C’est l’un de ces dossiers que le temps n’arrive jamais à enterrer. Une nuit de juillet, une maison de la côte est cambriolée, une figure locale de premier plan s’y trouve en compagnie d’une invitée, et les deux Sherlock de service surgissent sur les lieux presque aussitôt, avec une rapidité qui, encore aujourd’hui, interroge plus qu’elle ne rassure. Ce qui aurait pu rester un simple incident nocturne bascule alors dans un scénario nettement plus trouble.
Des années plus tard, un témoin qui fut longtemps proche du pouvoir affirme qu’un récit alternatif aurait été fabriqué dans les minutes qui ont suivi le cambriolage. Selon lui, on lui aurait demandé de jouer un rôle qui n’était pas le sien, de prêter sa voix à une version construite de toutes pièces pour détourner les regards. Cette mise en scène supposée mène à l’arrestation d’un innocent, retrouvé mort dans sa cellule. Une blessure qui n’a jamais cicatrisé.
Les poursuites seront finalement rayées pour insuffisance de preuves, mais l’essentiel ne se trouve pas dans le verdict. Il réside dans le fait que les deux Sherlock de cette nuit-là — présents dès les premières secondes, au cœur de l’épisode et de tout ce qui a suivi — ont, des années plus tard, réapparu au sommet de leurs institutions respectives. Comme si leur destin restait étroitement noué à celui de la figure locale qu’ils entouraient alors. Et peut-être bien que l’inverse est tout aussi vrai.

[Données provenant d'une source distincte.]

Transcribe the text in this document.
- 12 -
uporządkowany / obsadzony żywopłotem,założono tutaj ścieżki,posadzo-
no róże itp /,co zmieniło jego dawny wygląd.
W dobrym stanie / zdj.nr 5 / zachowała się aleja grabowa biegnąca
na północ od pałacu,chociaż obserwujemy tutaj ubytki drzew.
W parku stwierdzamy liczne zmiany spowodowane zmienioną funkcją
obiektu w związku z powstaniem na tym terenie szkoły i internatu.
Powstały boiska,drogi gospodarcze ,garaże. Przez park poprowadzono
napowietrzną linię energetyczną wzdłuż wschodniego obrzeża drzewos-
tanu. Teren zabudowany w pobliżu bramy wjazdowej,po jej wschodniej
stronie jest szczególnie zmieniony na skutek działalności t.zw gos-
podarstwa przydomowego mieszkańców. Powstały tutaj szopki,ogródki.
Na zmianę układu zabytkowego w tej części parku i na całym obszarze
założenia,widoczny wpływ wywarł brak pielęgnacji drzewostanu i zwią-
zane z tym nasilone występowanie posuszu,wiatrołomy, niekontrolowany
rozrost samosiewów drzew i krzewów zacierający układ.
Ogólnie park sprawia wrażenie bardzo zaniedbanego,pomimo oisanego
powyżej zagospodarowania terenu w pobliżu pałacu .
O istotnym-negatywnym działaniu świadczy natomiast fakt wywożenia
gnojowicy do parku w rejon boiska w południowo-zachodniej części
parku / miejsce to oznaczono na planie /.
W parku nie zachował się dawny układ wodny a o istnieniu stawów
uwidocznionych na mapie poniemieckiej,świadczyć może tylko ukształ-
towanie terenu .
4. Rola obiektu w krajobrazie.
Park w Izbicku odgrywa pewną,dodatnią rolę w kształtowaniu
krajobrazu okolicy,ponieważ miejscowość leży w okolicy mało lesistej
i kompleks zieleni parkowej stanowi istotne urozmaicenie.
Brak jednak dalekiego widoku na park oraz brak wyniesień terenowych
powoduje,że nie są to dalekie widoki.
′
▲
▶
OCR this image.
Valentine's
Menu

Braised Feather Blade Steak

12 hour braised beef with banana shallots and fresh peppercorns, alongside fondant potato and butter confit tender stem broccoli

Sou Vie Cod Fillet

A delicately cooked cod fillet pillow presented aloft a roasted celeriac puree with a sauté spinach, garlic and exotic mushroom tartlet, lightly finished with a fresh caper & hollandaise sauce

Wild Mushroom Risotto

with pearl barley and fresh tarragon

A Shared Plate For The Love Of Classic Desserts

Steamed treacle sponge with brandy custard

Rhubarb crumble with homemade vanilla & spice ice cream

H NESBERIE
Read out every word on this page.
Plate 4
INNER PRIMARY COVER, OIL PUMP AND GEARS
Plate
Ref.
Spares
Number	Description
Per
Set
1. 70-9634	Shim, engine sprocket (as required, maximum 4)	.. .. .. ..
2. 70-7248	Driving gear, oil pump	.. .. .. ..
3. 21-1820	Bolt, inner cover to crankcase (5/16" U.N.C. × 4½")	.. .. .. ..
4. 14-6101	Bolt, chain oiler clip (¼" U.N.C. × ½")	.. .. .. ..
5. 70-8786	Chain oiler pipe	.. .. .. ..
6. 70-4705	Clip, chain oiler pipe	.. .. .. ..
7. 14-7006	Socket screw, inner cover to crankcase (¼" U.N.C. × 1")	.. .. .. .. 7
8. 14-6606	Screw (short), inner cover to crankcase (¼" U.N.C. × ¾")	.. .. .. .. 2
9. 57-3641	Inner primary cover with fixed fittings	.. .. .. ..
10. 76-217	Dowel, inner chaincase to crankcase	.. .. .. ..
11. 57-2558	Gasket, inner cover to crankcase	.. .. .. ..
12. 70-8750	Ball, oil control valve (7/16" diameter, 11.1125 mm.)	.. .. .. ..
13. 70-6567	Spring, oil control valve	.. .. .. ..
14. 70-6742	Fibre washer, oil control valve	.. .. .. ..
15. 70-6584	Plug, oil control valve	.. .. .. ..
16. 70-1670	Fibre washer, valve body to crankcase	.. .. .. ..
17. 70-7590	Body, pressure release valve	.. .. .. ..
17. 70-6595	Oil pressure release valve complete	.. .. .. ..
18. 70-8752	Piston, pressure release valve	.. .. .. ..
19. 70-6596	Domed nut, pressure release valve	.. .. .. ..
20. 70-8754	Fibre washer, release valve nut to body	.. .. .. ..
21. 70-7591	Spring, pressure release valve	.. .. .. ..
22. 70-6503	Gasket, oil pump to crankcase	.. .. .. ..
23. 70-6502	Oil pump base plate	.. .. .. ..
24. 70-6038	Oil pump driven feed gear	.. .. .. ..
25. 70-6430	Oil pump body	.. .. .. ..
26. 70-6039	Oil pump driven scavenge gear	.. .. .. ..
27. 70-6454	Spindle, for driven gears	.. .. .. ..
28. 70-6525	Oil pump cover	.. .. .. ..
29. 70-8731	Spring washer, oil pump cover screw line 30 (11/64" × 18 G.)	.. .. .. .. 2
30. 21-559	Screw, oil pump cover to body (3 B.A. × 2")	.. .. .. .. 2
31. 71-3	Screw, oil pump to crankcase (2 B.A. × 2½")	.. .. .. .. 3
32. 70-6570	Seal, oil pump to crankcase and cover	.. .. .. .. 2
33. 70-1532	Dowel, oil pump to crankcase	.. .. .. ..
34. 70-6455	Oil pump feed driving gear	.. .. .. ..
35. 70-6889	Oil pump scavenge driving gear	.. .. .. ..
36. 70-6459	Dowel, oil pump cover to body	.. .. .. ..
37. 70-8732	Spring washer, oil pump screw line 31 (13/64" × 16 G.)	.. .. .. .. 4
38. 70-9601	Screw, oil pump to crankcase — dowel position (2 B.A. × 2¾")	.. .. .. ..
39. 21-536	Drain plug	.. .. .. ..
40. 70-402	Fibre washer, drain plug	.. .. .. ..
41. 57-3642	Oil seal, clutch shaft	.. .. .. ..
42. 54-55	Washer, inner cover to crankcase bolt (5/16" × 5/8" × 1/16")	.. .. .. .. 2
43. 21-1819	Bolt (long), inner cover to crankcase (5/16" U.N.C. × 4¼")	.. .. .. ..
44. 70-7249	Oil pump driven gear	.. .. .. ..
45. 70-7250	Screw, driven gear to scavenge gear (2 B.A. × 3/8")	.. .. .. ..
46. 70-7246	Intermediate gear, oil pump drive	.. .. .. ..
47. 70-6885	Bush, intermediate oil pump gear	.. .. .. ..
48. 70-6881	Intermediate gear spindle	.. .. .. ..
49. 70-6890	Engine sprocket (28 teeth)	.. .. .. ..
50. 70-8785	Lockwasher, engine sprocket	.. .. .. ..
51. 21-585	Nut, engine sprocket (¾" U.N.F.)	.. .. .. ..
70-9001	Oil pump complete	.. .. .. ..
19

Ce secret de Polichinelle — connu de tous, prononcé par personne — brouille aujourd’hui les cartes du changement. À tel point que même ceux qui se veulent porteurs de rupture se retrouvent embarrassés, la moustache boudeuse, piégée dans l’entrelacement persistant de loyautés anciennes et de vérités jamais dissipées. On peut effacer des accusations, pas la mémoire. Et tant que cette histoire continuera de hanter le paysage, ceux qui y furent mêlés demeureront, qu’on le veuille ou non, intouchables.